Death in the Clouds (Hercule Poirot 12) - Page 27

‘At a guess eight or nine million francs.’

Poirot pursed his lips to a whistle. Japp said, ‘Lord, she didn’t look it. Let me see, what’s the exchange—that’s—why, that must be well over a hundred thousand pounds. Whew!’

‘Mademoiselle Anne Morisot will be a very wealthy young woman,’ said Poirot.

‘Just as well she wasn’t on that plane,’ said Japp drily. ‘She might have been suspected of bumping off her mother to get the dibs. How old would she be?’

‘I really cannot say. I should imagine about twenty-four or five.’

‘Well, there doesn’t seem anything to connect her with the crime. We’ll have to get down to this blackmailing business. Everyone on that plane denies knowing Madame Giselle. One of them is lying. We’ve got to find out which. An examination of her private papers might help, eh, Fournier?’

‘My friend,’ said the Frenchman, ‘immediately the news came through, after I had conversed with Scotland Yard on the telephone, I went straight to her house. There was a safe there containing papers. All those papers had been burnt.’

‘Burnt? Who by? Why?’

‘Madame Giselle had a confidential maid, Elise. Elise had instructions in the event of anything happening to her mistress to open the safe (the combination of which she knew) and burn the contents.’

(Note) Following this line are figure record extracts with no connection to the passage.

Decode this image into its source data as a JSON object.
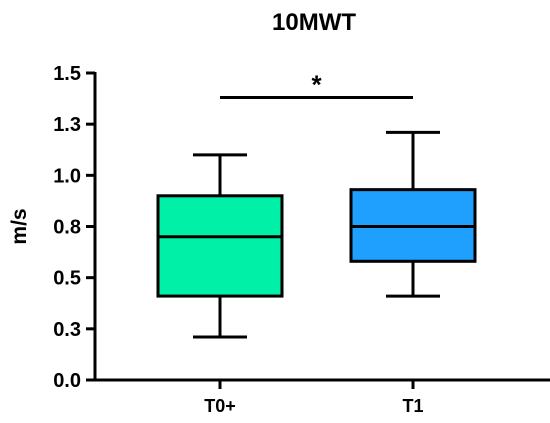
{
  "chart_data": {
    "type": "box",
    "title": "10MWT",
    "xlabel": "",
    "ylabel": "m/s",
    "ylim": [
      0.0,
      1.5
    ],
    "yticks": [
      {
        "value": 0.0,
        "label": "0.0"
      },
      {
        "value": 0.25,
        "label": "0.3"
      },
      {
        "value": 0.5,
        "label": "0.5"
      },
      {
        "value": 0.75,
        "label": "0.8"
      },
      {
        "value": 1.0,
        "label": "1.0"
      },
      {
        "value": 1.25,
        "label": "1.3"
      },
      {
        "value": 1.5,
        "label": "1.5"
      }
    ],
    "categories": [
      "T0+",
      "T1"
    ],
    "boxes": [
      {
        "label": "T0+",
        "whisker_low": 0.21,
        "q1": 0.41,
        "median": 0.7,
        "q3": 0.9,
        "whisker_high": 1.1,
        "color": "#00f0a8"
      },
      {
        "label": "T1",
        "whisker_low": 0.41,
        "q1": 0.58,
        "median": 0.75,
        "q3": 0.93,
        "whisker_high": 1.21,
        "color": "#1fa0ff"
      }
    ],
    "significance": {
      "from": "T0+",
      "to": "T1",
      "label": "*",
      "y": 1.38
    },
    "grid": false,
    "legend": "none"
  }
}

‘What? But that’s amazing!’ Japp stared.

‘You see,’ said Fournier, ‘Madame Giselle had her own code. She kept faith with those who kept faith with her. She gave her promise to her clients that she would deal honestly with them. She was ruthless, but she was also a woman of her word.’

Japp shook his head dumbly. The four men were silent, ruminating on the strange character of the dead woman…

Maître Thibault rose.

‘I must leave you, Messieurs. I have to keep an appointment. If there is any further information I can give you at any time, you know my address.’

He shook hands with them ceremoniously and left the apartment.

Chapter 7

Probabilities

With the departure of Maître Thibault, the three men drew their chairs a little closer to the table.

‘Now, then,’ said Japp, ‘let’s get down to it.’ He unscrewed the cap of his fountain-pen. ‘There were eleven passengers in that plane—in the rear car, I mean; the other doesn’t come into it—eleven passengers and two stewards—that’s thirteen people we’ve got. One of the remaining twelve did the old woman in. Some of the passengers were English, some were French. The latter I shall hand over to M. Fournier. The English ones I’ll take on. Then there are inquiries to be made in Paris—that’s your job too, Fournier.’

‘And not only in Paris,’ said Fournier. ‘In the summer Giselle did a lot of business at the French watering-places—Deauville, Le Pinet, Wimereux. She went down south too, to Antibes and Nice, and all those places.’

‘A good point; one or two of the people in the Prometheus mentioned Le Pinet, I remember. Well, that’s one line. Then we’ve got to get down to the actual murder itself—prove who could possibly be in a position to use that blowpipe.’ He unrolled a large sketch plan of the car of the aeroplane and placed it in the centre of the table. ‘Now, then, we’re ready for the preliminary work. And, to begin with, let’s go through the people one by one, and decide on the probabilities and—even more important—the possibilities.

‘To begin with, we can eliminate M. Poirot here. That brings the number down to eleven.’

Poirot shook his head sadly.

‘You are of too trustful a nature, my friend. You should trust nobody—nobody at all.’

‘Well, we’ll leave you in if you like,’ said Japp good-temperedly. ‘Then there are the stewards. Seems to me very unlikely it should be either of them from the probability point of view. They’re not likely to have borrowed money on a grand scale and they’ve both got a good record—decent, sober men, both of them. It would surprise me very much if either of them had anything to do with this. On the other hand, from the possibility point of view we’ve got to include them. They were up and down the car. They could actually have taken up a position from which they could have used that blowpipe—from the right angle, I mean—though I don’t believe that a steward could shoot a poisoned dart out of a blowpipe in a car full of people without someone noticing him do it. I know by experience that most people are blind as bats; but there are limits. Of course, in a way, the same thing applies to every blessed person. It was madness, absolute madness, to commit a crime that way. Only about a chance in a hundred that it would come off without being spotted. The fellow that did it must have had the luck of the devil. Of all the damn fool ways to commit a murder—’

Poirot, who had been sitting with his eyes down, smoking quietly, interposed a question.

‘You think it was a foolish way of committing a murder, yes?’

‘Of course it was. It was absolute madness.’

‘And yet—it succeeded. We sit here, we three, we talk about it, but we have no knowledge of who committed the crime! That is success!’

‘That’s pure luck,’ argued Japp. ‘The murderer ought to have been spotted five or six times over.’